Pouvez-vous vous présenter ?

Je suis le Sous-Lieutenant Raïssa M. Je suis médecin traitant au service de gynécologie obstétrique à l’Hopital militaire central du camp Kokolo. Cela fait 2 ans que je me suis engagée dans les FARDC. Je viens d’obtenir une bourse pour un stage à Libreville à l’école du Service de Santé Militaire.

Comment avez-vous obtenu cette bourse ?

Il y a eu une présélection sur dossier. Nous déposons nos dossiers à notre Etat-major général qui les remet à la coopération de défense française qui les transmet à l’école de formation pour étude. A la fin, un ou deux officiers sont sélectionnés pour le stage.

Qu’est-ce que vous attendez de cette formation ?

J’attends qu’elle m’aide à améliorer mes aptitudes, mes capacités dans le domaine de la médecine militaire, médecine en opération et aussi médecine d’urgence.

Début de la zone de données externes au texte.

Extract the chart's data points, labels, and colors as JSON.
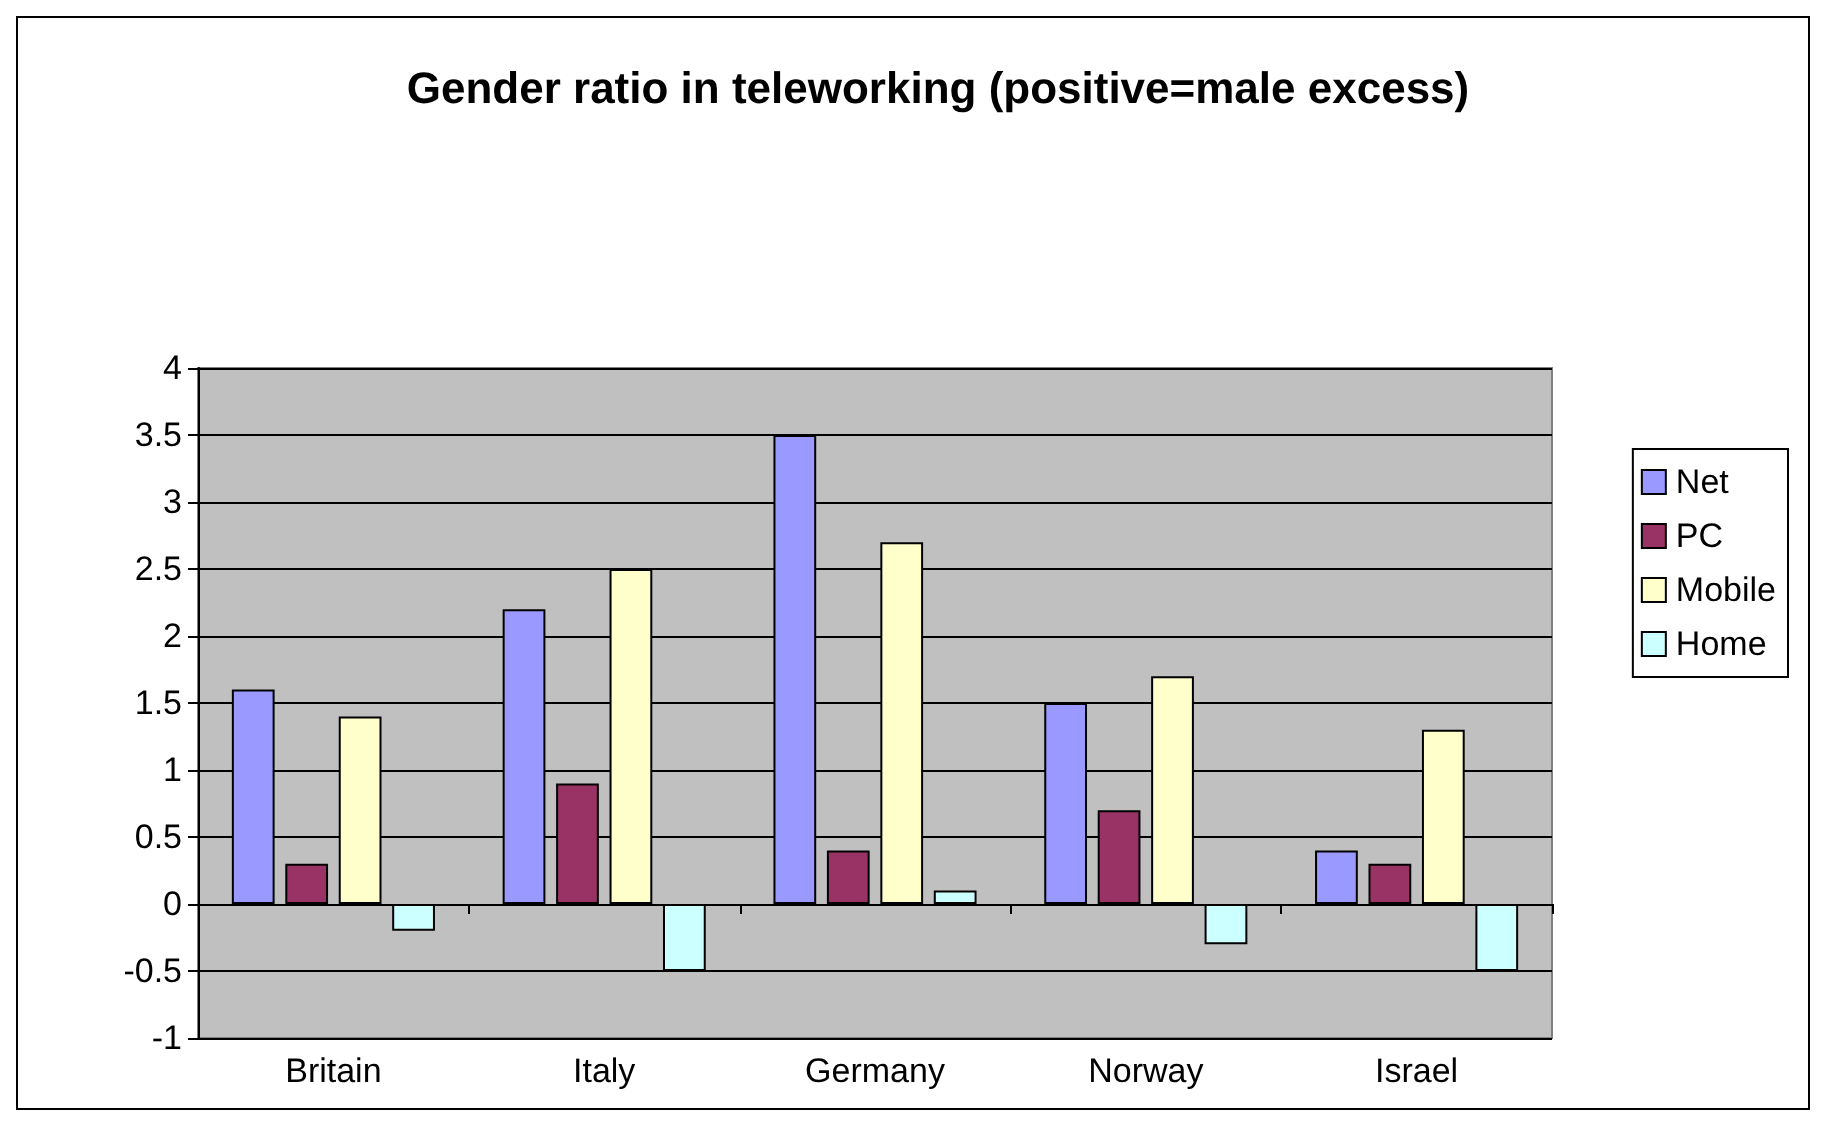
{
  "chart_data": {
    "type": "bar",
    "title": "Gender ratio in teleworking (positive=male excess)",
    "categories": [
      "Britain",
      "Italy",
      "Germany",
      "Norway",
      "Israel"
    ],
    "series": [
      {
        "name": "Net",
        "color": "#9999ff",
        "values": [
          1.6,
          2.2,
          3.5,
          1.5,
          0.4
        ]
      },
      {
        "name": "PC",
        "color": "#993366",
        "values": [
          0.3,
          0.9,
          0.4,
          0.7,
          0.3
        ]
      },
      {
        "name": "Mobile",
        "color": "#ffffcc",
        "values": [
          1.4,
          2.5,
          2.7,
          1.7,
          1.3
        ]
      },
      {
        "name": "Home",
        "color": "#ccffff",
        "values": [
          -0.2,
          -0.5,
          0.1,
          -0.3,
          -0.5
        ]
      }
    ],
    "ylim": [
      -1,
      4
    ],
    "yticks": [
      -1,
      -0.5,
      0,
      0.5,
      1,
      1.5,
      2,
      2.5,
      3,
      3.5,
      4
    ],
    "grid": "y",
    "legend": "right"
  }
}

Etant jeunes médecins, nous n’avons pas encore suffisamment d’expérience et ce type de stage est toujours bénéfique pour en acquérir davantage.

Comment allez-vous le mettre en application à votre retour en RDC ?

Avec ce stage, je veux aider mon pays, aider le service de santé de notre armée à se développer et à travailler mieux que nous le faisons actuellement.

Un dernier mot ?

Je souhaiterais remercier la France ainsi que tous ceux qui m’ont accompagnée dans ce processus.